The fate of the next British government will be determined by productivity. As the Bank of England said on Wednesday, current rates of activity growth cannot be maintained for long "in the absence of some material improvement in labour productivity". If Britain's productivity crisis persists, the result will be weak growth and more austerity. Imagine Italy without the food or sun.

We now know quite a bit about the sources of weak productivity growth. It stems from a failure to improve the efficiency with which land, labour and capital are used, especially in four sectors: professional services, manufacturing, information technology and banking. The best bet is that we will not recover the ground lost, but will return soon to something approaching previous productivity growth rates.

In these circumstances, you might expect serious political parties to put restoring productivity growth at the centre of their election campaigns. Have they? Consider three tests.

Britain has huge demand for decent housing and a huge supply of unused land where people want to live. The productive use of this land is prevented by planning constraints in much of Britain, raising the price of housing far above that in other, more enlightened, countries. Test one is therefore whether political parties have the courage to suggest borrowing money, using compulsory purchase orders to buy developable land and ensure the growth in the supply of housing rises to levels last seen in the 1970s.

Although rightwing think-tanks and homeless charities have suggested such policies, none of the parties comes anywhere close. The Conservatives deserve a particular place in the hall of shame for their proposal to have a special additional inheritance tax allowance for the family home. This would complicate the tax system further and provide a strong incentive for older people with inadequate income to tie up cash in large cold houses.

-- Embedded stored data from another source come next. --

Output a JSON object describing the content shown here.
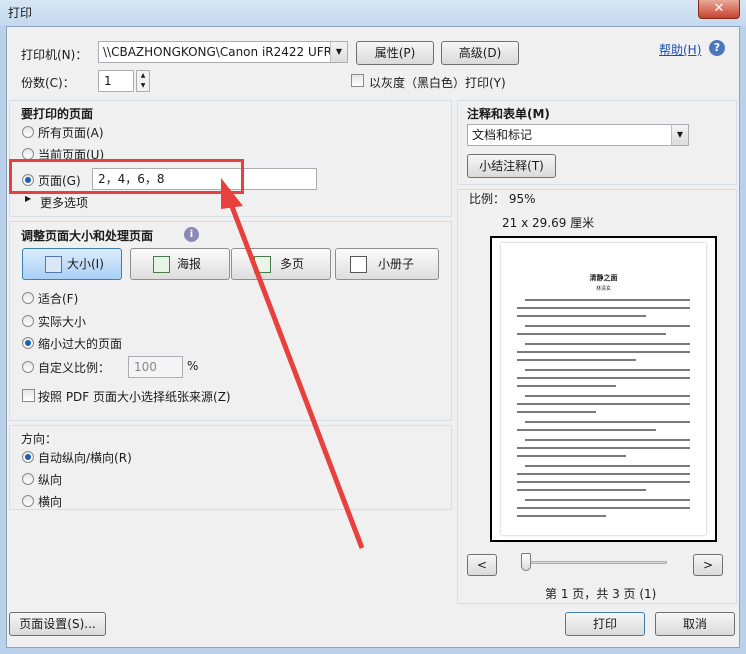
{
  "window": {
    "title": "打印",
    "close": "✕"
  },
  "printer": {
    "label": "打印机(N)：",
    "value": "\\\\CBAZHONGKONG\\Canon iR2422 UFRII LT",
    "properties_btn": "属性(P)",
    "advanced_btn": "高级(D)",
    "help_link": "帮助(H)",
    "copies_label": "份数(C)：",
    "copies_value": "1",
    "grayscale_label": "以灰度（黑白色）打印(Y)"
  },
  "pages": {
    "title": "要打印的页面",
    "all": "所有页面(A)",
    "current": "当前页面(U)",
    "range": "页面(G)",
    "range_value": "2，4，6，8",
    "more": "更多选项"
  },
  "sizing": {
    "title": "调整页面大小和处理页面",
    "buttons": [
      "大小(I)",
      "海报",
      "多页",
      "小册子"
    ],
    "fit": "适合(F)",
    "actual": "实际大小",
    "shrink": "缩小过大的页面",
    "custom": "自定义比例：",
    "custom_value": "100",
    "percent": "%",
    "paper_source": "按照 PDF 页面大小选择纸张来源(Z)"
  },
  "orientation": {
    "title": "方向：",
    "auto": "自动纵向/横向(R)",
    "portrait": "纵向",
    "landscape": "横向"
  },
  "comments": {
    "title": "注释和表单(M)",
    "value": "文档和标记",
    "summarize_btn": "小结注释(T)"
  },
  "preview": {
    "scale": "比例：  95%",
    "size": "21 x 29.69 厘米",
    "doc_title": "清静之面",
    "doc_author": "林清玄",
    "page_info": "第 1 页，共 3 页 (1)",
    "prev": "<",
    "next": ">"
  },
  "footer": {
    "page_setup": "页面设置(S)...",
    "print": "打印",
    "cancel": "取消"
  }
}
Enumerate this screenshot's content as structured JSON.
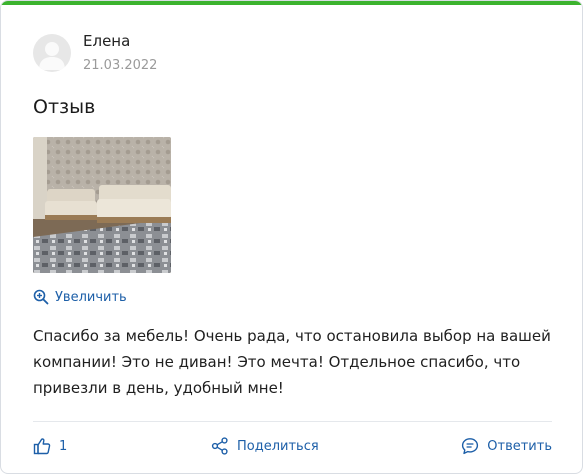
{
  "review": {
    "author": "Елена",
    "date": "21.03.2022",
    "title": "Отзыв",
    "zoom_label": "Увеличить",
    "text": "Спасибо за мебель! Очень рада, что остановила выбор на вашей компании! Это не диван! Это мечта! Отдельное спасибо, что привезли в день, удобный мне!"
  },
  "actions": {
    "likes": "1",
    "share_label": "Поделиться",
    "reply_label": "Ответить"
  },
  "colors": {
    "accent": "#3cb32e",
    "link": "#1d5fa8",
    "muted": "#9a9a9a"
  },
  "icons": {
    "avatar": "user-silhouette-icon",
    "zoom": "zoom-in-icon",
    "like": "thumbs-up-icon",
    "share": "share-icon",
    "reply": "comment-icon"
  }
}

The second test is whether the next government will allow a new runway at Heathrow Airport. Runway capacity in southeast England is constrained, and properly regulated airport expansion is an easy way to guarantee growth. Again, none of the parties have such a commitment in their manifestos.

The Conservatives have committed merely to "respond" to the independent Airports Commission, which will report soon after the election. Here, Labour deserves a special booby prize. It promises to set up an independent National Infrastructure Commission, similar to the Airports Commission but more wide-ranging, to take the politics out of big projects. Then, two paragraphs later, it refuses to be bound by the Airports Commission's proposals. The Liberal Democrats, who have adopted a holier-than-thou attitude to the economy, are even worse. They pledge at once to "consider" the Commission's proposals and to ignore them, being opposed in principle to new runways.

A third test is whether politicians propose to simplify taxation. Regardless of the level of taxes, clearer and simpler structures encourage people to get on with productive work rather than wasting time trying to arrange their affairs in a way that minimises the tax they pay.

But none of the parties are in any mood to seek fiscal simplicity. Money is so tight that small tax lollipops are the order of the day, financed by wheezes to collect more money from rich and poor people in complicated ways.

These three tests on productivity should be difficult for any prospective government to flunk. They are Britain's really low-hanging fruit. But the manifestos fail badly.

Although our political leaders talk a lot about improving the economy, when you scratch the surface, it becomes clear that they prefer to pander to vested interests.